Refrigerated: Five to ten days.
Frozen: Rinse and dry. Spread out on a large tray and freeze. Put in a sealed bag or container. Freezing preserves the flavours. Defrost in a bain-marie, in the fridge or at room temperature.
Dried: Rinse fruit in a strainer. Spread out evenly on the dehydrator sheet. Set to 60oC and dry for a minimum of 10 to 12 hours.

Varieties to discover

Have we said they’re easy to grow? They are! And not only do they taste good, the plants are attractive as well. Beautiful, bushy shrubs that will do any garden proud. Here are a few varieties that will grab attention on all fronts – from the gardener you are to the cook you aspire to become!

Cherry Red Currant:

Mid-season variety that produces large, bright red, glossy and delicious berries.
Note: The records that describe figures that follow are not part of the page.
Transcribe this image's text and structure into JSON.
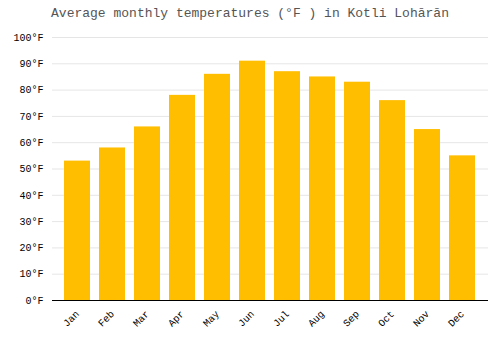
{
  "chart_data": {
    "type": "bar",
    "title": "Average monthly temperatures (°F ) in Kotli Lohārān",
    "categories": [
      "Jan",
      "Feb",
      "Mar",
      "Apr",
      "May",
      "Jun",
      "Jul",
      "Aug",
      "Sep",
      "Oct",
      "Nov",
      "Dec"
    ],
    "values": [
      53,
      58,
      66,
      78,
      86,
      91,
      87,
      85,
      83,
      76,
      65,
      55
    ],
    "color": "#FFBE00",
    "ylim": [
      0,
      100
    ],
    "yticks": [
      {
        "value": 0,
        "label": "0°F"
      },
      {
        "value": 10,
        "label": "10°F"
      },
      {
        "value": 20,
        "label": "20°F"
      },
      {
        "value": 30,
        "label": "30°F"
      },
      {
        "value": 40,
        "label": "40°F"
      },
      {
        "value": 50,
        "label": "50°F"
      },
      {
        "value": 60,
        "label": "60°F"
      },
      {
        "value": 70,
        "label": "70°F"
      },
      {
        "value": 80,
        "label": "80°F"
      },
      {
        "value": 90,
        "label": "90°F"
      },
      {
        "value": 100,
        "label": "100°F"
      }
    ],
    "grid": true
  }
}
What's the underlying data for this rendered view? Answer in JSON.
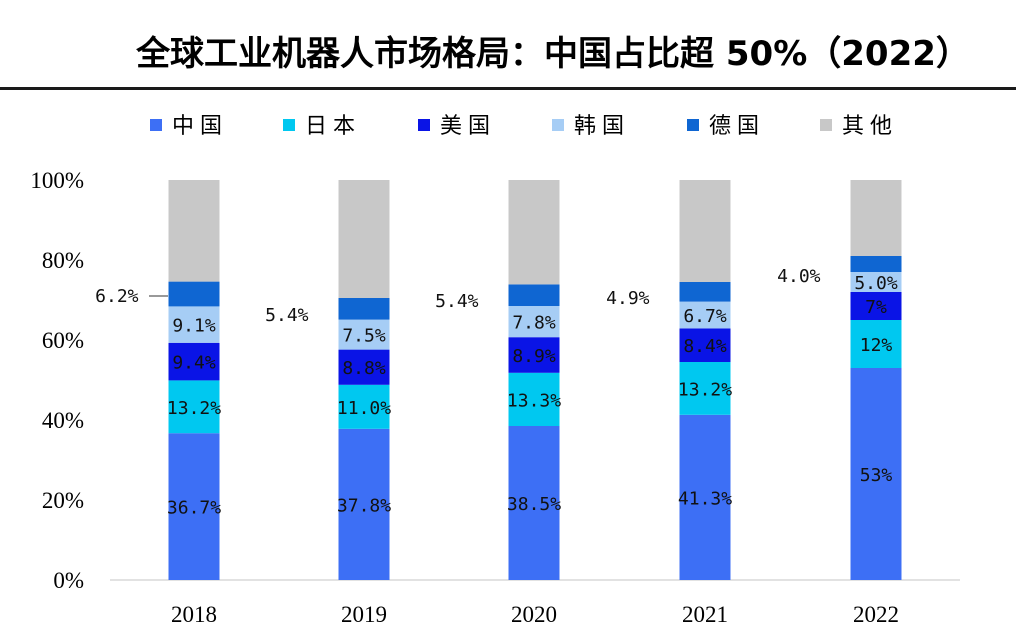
{
  "chart_data": {
    "type": "bar",
    "stacked": true,
    "title": "全球工业机器人市场格局：中国占比超 50%（2022）",
    "categories": [
      "2018",
      "2019",
      "2020",
      "2021",
      "2022"
    ],
    "ylim": [
      0,
      100
    ],
    "yticks": [
      "0%",
      "20%",
      "40%",
      "60%",
      "80%",
      "100%"
    ],
    "legend_position": "top",
    "series": [
      {
        "name": "中国",
        "color": "#3d6ff5",
        "values": [
          36.7,
          37.8,
          38.5,
          41.3,
          53
        ],
        "labels": [
          "36.7%",
          "37.8%",
          "38.5%",
          "41.3%",
          "53%"
        ]
      },
      {
        "name": "日本",
        "color": "#00c8f0",
        "values": [
          13.2,
          11.0,
          13.3,
          13.2,
          12
        ],
        "labels": [
          "13.2%",
          "11.0%",
          "13.3%",
          "13.2%",
          "12%"
        ]
      },
      {
        "name": "美国",
        "color": "#0a14e6",
        "values": [
          9.4,
          8.8,
          8.9,
          8.4,
          7
        ],
        "labels": [
          "9.4%",
          "8.8%",
          "8.9%",
          "8.4%",
          "7%"
        ]
      },
      {
        "name": "韩国",
        "color": "#a6cdf5",
        "values": [
          9.1,
          7.5,
          7.8,
          6.7,
          5.0
        ],
        "labels": [
          "9.1%",
          "7.5%",
          "7.8%",
          "6.7%",
          "5.0%"
        ]
      },
      {
        "name": "德国",
        "color": "#0f66d2",
        "values": [
          6.2,
          5.4,
          5.4,
          4.9,
          4.0
        ],
        "labels": [
          "6.2%",
          "5.4%",
          "5.4%",
          "4.9%",
          "4.0%"
        ]
      },
      {
        "name": "其他",
        "color": "#c8c8c8",
        "values": [
          25.4,
          29.5,
          26.1,
          25.5,
          19
        ],
        "labels": []
      }
    ]
  }
}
Excellent resistance to disease and insect pests. A very pretty small shrub.

White Pearl Currant:

Hardy white currant that produces clusters of greenish-yellow flowers in the spring and long-hanging clusters of ‘pearl white’ or pinkish white juicy berries in July. Fragrant leaves. Self-pollinating. A prolific producer and a real treasure for any garden! Compact, upright shrubs also make a stunning ornamental hedge. 

Hinnonmaki Red Gooseberry:  

So delicious you’ll want to eat them straight off the bush! Sweet on the inside but tart on the outside make for a unique flavour combination. Great yields of large, juicy, ruby-red berries ripen in mid-July. Self-pollinating plants are mildew-resistant and cold-hardy.